Jonatan Christie Bawa Pulang Gelar Juara di Denmark Open 2025

Author

Jonatan Christie Bawa Pulang Gelar Juara di Denmark Open 2025

Pebulu tangkis tunggal putra asal Indonesia, Jonatan Christie, sukses merebut gelar juara di Denmark Open 2025 setelah berhasil mengalahkan Shi Yu Qi dari Cina di final.

Baca juga: Pemecatan Anggota Polri Terkait Kematian Ojol: Kompol Cosmas Dinyatakan Melanggar Etika

Pertandingan yang berlangsung di Jyske Bank Arena, Denmark pada 19 Oktober 2025 ini berakhir dengan skor 13-21, 21-15, 21-15.

Perjalanan Jonatan Christie Menuju Gelar Juara

Jonatan Christie memulai final dengan performa yang kurang optimal. Meskipun sempat unggul 10-9, ia akhirnya harus menyerah di game pertama dengan skor 13-21, mengingat Shi Yu Qi meraih lima poin berturut-turut.

Namun, di game kedua, strategi Jonatan mulai efektif. Ia meraih enam poin beruntun dan menutup permainan di game ini dengan kemenangan 21-15 berkat penempatan bola yang tepat.

Game penentuan menampilkan dominasi Jonatan, yang memimpin 5-0 di awal. Walaupun Shi Yu Qi berusaha memperkecil jarak, Jonatan tetap bertahan di atas dan menyelesaikan pertandingan dengan skor 21-15 setelah berjuang selama 1 jam 12 menit.

Baca juga: Presiden Prabowo Subianto Melanjutkan Perjalanan ke China Usai Kerusuhan

Analisis Pertandingan dan Kesalahan Lawan

Selama final, Jonatan menunjukkan keterampilan defensif yang solid dan penempatan bola yang strategis.

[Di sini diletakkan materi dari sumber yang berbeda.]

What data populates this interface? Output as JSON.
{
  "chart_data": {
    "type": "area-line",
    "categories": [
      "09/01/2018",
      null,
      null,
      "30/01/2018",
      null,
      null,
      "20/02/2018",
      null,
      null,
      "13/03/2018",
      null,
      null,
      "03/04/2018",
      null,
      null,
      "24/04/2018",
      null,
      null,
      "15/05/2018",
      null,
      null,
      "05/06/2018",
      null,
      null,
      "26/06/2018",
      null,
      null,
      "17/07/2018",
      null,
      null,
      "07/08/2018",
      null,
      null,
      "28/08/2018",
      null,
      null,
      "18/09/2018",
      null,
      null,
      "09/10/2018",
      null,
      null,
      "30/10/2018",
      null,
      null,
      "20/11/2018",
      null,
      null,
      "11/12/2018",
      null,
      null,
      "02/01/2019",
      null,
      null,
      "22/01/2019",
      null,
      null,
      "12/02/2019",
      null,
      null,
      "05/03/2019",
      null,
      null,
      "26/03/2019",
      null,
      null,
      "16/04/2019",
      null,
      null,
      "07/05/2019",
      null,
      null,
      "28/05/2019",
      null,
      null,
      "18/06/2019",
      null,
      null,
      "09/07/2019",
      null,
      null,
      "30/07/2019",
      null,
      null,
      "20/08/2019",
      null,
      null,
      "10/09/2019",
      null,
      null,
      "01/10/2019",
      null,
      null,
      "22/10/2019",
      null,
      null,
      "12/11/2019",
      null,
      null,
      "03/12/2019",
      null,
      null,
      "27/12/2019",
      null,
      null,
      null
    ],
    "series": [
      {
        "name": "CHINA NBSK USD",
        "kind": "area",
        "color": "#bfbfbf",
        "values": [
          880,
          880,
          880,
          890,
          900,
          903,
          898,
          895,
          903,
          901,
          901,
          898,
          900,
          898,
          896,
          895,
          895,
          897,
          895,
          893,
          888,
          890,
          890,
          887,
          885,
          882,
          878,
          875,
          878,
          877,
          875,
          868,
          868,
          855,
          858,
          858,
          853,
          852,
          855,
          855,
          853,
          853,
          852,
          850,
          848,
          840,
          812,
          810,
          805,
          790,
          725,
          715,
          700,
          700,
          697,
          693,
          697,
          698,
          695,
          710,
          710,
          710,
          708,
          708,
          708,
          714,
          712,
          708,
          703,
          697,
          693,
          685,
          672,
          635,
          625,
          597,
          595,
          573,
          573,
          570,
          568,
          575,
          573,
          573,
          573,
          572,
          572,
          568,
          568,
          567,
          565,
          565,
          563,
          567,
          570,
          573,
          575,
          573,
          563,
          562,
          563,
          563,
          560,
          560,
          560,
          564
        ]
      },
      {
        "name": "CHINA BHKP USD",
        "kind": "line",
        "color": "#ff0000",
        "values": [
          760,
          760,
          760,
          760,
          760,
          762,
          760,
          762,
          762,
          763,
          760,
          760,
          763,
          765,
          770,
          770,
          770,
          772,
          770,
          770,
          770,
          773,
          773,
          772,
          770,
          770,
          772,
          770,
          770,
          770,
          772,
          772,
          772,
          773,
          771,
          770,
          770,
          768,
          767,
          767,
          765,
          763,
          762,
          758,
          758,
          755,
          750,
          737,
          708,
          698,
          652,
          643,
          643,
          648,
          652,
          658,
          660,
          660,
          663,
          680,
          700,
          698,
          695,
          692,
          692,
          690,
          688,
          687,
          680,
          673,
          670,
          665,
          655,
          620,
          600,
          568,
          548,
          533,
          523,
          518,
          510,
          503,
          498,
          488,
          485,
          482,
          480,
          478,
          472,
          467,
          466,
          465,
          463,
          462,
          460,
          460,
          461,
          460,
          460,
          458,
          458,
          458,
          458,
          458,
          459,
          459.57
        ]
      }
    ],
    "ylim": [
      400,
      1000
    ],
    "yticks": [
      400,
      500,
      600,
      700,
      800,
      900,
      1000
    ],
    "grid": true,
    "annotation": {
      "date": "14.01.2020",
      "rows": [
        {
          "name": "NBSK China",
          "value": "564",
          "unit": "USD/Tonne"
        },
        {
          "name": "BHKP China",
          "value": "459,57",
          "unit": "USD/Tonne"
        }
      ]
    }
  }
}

Kontras dengan itu, Shi Yu Qi melakukan beberapa kesalahan yang tidak terpakai, yang berkontribusi pada kekalahannya.

Kemenangan ini menjadi catatan positif bagi Jonatan dengan rekor 10 kemenangan dari 18 pertemuan melawan Shi Yu Qi. Ini menunjukkan peningkatan performa Jonatan dalam turnamen-turnamen besar.

Jonatan sendiri menegaskan bahwa gelar ini bukan hanya pencapaian individu, tetapi juga merupakan bagian dari upaya tim bulu tangkis Indonesia untuk berprestasi lebih tinggi di level internasional.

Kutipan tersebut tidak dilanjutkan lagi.